Ciò nonostante, questo non vuol dire – aprioristicamente – che Tabita non svolgesse qualcuna di queste, ripeto, lodevolissime attività di servizio cristiano, ma quello che mi colpisce di più è che Tabita ha lasciato dietro di sé una scia profumata di odor soave adoperando che cosa? Un semplice ago e del filo, ago e filo per fare che cosa? Per cucire delle ordinarie “tuniche e i vestiti” da donare alle “vedove” (v. 39).
A noi oggi questo dettaglio, cioè il mettersi a cucire per della gente che non ha quasi niente da indossare, potrebbe dir poco o niente, perché siamo tanto abituati ad andare a comprare facilmente nei negozi cose già belle e fatte, ma all’epoca non c’erano quei grandissimi e numerosi centri commerciali che conosciamo oggi ove si vendono – anche per pochi soldi – tanti abiti già confezionati. Ecco perché – fra l’altro – molti di noi abbiamo gli armadi che scoppiano di vestiti, pantaloni, camice ecc. Ma al tempo di Tabita non era così. Inoltre, se la vedovanza oggi può essere dura per le donne della nostra generazione, all’epoca lo era molto di più, perché non esistevano quelle provvidenze sociali che – bene o male – vengono adottate oggi dai nostri governi a favore delle vedove e di altre categorie di persone svantaggiate.
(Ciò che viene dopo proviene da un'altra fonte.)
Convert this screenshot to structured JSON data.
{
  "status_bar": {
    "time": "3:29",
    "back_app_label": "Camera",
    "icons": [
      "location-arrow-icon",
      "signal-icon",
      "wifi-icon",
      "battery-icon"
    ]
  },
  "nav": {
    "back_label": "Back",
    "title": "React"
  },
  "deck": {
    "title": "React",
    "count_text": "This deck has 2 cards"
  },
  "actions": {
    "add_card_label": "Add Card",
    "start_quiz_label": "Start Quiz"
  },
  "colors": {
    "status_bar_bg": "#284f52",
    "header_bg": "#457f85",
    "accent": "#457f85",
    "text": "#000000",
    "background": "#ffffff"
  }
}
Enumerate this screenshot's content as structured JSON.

Inoltre, a volte mi son chiesto: “Ma Tabita, che sarà stata pure un’ottima sarta, si sarà mai punta le dita mentre cuciva per gli altri?”.
Sapete, quando ci si “punge” per se stessi è un conto, ma è diverso quando ci si “punge” per gli altri e senza guadagnarci niente. In questi casi ti vien voglia di dire: “Ma chi me lo fa fare?…”. Credo però che Tabita fosse di un’altra “stoffa” e dubito molto che abbia fatto una riflessione così egoistica.
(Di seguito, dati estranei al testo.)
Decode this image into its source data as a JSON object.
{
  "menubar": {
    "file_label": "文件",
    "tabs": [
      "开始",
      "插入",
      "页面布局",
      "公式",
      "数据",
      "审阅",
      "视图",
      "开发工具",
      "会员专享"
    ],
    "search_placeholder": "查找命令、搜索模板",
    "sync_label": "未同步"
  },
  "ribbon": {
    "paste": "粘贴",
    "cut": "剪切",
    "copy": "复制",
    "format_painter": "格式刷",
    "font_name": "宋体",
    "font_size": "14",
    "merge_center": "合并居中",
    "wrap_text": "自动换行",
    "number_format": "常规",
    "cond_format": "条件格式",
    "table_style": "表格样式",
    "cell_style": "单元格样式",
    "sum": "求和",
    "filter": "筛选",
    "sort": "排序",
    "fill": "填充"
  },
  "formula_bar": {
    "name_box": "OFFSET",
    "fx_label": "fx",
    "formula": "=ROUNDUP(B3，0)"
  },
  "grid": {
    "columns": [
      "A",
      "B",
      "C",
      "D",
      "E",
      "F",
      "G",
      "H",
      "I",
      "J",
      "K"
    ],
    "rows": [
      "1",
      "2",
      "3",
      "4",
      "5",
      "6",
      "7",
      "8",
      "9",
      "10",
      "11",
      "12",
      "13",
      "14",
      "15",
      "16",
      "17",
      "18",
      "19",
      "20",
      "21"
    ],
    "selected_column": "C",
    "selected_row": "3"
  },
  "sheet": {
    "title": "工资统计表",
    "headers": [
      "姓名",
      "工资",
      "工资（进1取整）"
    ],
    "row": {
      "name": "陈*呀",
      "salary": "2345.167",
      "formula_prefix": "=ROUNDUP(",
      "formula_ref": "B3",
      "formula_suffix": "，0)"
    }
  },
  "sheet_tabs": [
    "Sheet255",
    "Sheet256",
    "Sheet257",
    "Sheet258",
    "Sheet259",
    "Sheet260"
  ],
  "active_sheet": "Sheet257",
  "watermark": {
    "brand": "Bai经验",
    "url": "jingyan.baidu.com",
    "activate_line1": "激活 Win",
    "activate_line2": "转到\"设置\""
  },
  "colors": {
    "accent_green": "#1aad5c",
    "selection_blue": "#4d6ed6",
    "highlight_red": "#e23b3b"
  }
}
Non mi meraviglierei neanche se Tabita la stoffa per cucire tuniche e vestiti da donare alle vedove ce l’abbia rimessa lei, di tasca sua. Infatti il v. 36 dice che Tabita “faceva molte opere buone ed elemosine”.
Tabita era indubbiamente una discepola mossa dall’amore per il Signore innanzitutto e, di riflesso, per gli altri, e lo dimostrava con i fatti, in maniera semplice: tagliando, cucendo e sicuramente pungendosi anche le dita.
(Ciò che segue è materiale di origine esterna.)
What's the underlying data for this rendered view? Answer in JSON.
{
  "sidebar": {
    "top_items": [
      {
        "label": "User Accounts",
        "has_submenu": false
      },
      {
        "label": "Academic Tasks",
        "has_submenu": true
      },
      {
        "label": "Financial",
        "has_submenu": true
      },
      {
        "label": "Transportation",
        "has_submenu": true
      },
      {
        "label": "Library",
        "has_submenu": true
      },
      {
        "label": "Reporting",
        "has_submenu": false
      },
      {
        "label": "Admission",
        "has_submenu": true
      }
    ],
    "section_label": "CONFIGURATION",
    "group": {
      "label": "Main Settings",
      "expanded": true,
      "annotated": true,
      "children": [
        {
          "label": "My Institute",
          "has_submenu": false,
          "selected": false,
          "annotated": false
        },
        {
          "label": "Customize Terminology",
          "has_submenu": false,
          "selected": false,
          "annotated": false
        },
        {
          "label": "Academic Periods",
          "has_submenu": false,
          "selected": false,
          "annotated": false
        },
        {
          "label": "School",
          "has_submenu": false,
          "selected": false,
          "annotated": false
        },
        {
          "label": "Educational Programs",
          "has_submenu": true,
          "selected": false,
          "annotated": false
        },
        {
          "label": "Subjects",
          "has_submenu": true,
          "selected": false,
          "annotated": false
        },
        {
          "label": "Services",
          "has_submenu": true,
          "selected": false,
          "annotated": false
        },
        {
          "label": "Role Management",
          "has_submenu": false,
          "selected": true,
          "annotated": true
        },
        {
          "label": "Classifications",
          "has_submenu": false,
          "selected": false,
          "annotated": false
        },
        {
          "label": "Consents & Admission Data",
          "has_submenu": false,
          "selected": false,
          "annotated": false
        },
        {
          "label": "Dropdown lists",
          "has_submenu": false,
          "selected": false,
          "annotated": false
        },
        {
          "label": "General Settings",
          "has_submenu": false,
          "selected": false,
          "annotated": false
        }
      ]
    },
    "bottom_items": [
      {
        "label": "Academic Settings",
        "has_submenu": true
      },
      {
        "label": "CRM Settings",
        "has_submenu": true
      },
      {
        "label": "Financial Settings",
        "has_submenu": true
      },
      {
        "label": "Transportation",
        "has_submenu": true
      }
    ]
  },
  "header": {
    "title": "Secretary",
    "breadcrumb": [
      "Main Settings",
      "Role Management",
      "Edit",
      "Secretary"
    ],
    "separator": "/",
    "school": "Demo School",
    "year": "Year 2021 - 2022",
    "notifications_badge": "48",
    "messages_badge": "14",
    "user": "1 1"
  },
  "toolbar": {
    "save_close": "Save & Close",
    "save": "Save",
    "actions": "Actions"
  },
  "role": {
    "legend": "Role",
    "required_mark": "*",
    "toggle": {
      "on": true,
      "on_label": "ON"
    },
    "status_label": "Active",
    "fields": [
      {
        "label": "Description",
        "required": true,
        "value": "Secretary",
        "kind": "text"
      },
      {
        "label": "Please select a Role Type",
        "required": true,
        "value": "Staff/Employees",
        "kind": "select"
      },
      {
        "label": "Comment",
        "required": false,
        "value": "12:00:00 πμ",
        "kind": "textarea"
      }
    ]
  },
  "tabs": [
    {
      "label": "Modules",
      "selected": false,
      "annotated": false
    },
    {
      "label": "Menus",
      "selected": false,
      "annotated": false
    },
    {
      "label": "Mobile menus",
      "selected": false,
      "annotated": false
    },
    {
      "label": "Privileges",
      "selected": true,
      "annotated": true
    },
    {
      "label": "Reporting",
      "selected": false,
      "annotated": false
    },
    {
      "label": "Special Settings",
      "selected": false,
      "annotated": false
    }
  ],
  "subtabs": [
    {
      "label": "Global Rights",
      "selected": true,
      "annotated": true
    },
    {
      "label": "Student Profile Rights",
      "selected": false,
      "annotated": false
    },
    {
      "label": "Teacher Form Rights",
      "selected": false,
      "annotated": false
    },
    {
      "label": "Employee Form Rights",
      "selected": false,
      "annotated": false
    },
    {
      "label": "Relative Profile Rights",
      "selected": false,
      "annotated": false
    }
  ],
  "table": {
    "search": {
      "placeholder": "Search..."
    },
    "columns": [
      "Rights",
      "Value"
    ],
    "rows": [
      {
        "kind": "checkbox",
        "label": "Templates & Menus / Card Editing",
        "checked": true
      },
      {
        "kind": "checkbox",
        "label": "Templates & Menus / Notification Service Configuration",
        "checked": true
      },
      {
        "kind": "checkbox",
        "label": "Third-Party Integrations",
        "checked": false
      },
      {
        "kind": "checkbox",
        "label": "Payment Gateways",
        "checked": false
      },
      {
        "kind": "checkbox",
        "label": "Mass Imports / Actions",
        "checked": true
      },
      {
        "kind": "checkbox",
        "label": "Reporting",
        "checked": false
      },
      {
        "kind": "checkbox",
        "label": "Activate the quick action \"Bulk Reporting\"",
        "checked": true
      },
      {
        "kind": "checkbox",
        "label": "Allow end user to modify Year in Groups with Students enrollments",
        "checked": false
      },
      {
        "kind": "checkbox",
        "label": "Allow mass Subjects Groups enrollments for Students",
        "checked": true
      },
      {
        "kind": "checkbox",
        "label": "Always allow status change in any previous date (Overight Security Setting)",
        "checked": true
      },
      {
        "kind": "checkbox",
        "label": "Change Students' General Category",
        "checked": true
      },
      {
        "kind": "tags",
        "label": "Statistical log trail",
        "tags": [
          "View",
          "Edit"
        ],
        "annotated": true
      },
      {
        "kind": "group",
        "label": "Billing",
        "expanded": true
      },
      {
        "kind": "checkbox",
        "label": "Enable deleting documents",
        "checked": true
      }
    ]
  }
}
Evidentemente il fare (e sicuramente anche il dire) di questa discepola di Gesù avevano fatto tanto di quel bene nella vita dei suoi concittadini che – quando avvenne il miracolo operato da Dio della sua resurrezione – quel fatto “fu risaputo in tutta Ioppe, e molti credettero nel Signore” (v. 42).
Vien proprio di pensare: “Ma che potenti strumenti di salvezza possono essere un semplice ago e del modestissimo filo quando li adoperiamo per amore del Signore, per servire il Signore e – in definitiva – per la sua gloria!”.
Del resto, l’apostolo Paolo scrivendo ai Colossesi (3:17) aveva detto:
“Qualunque cosa facciate, in parole o in opere, [cucire, cucinare, predicare, ecc.] fate ogni cosa nel nome del Signore Gesù, ringraziando [per quello che stiamo facendo] Dio Padre per mezzo di lui”.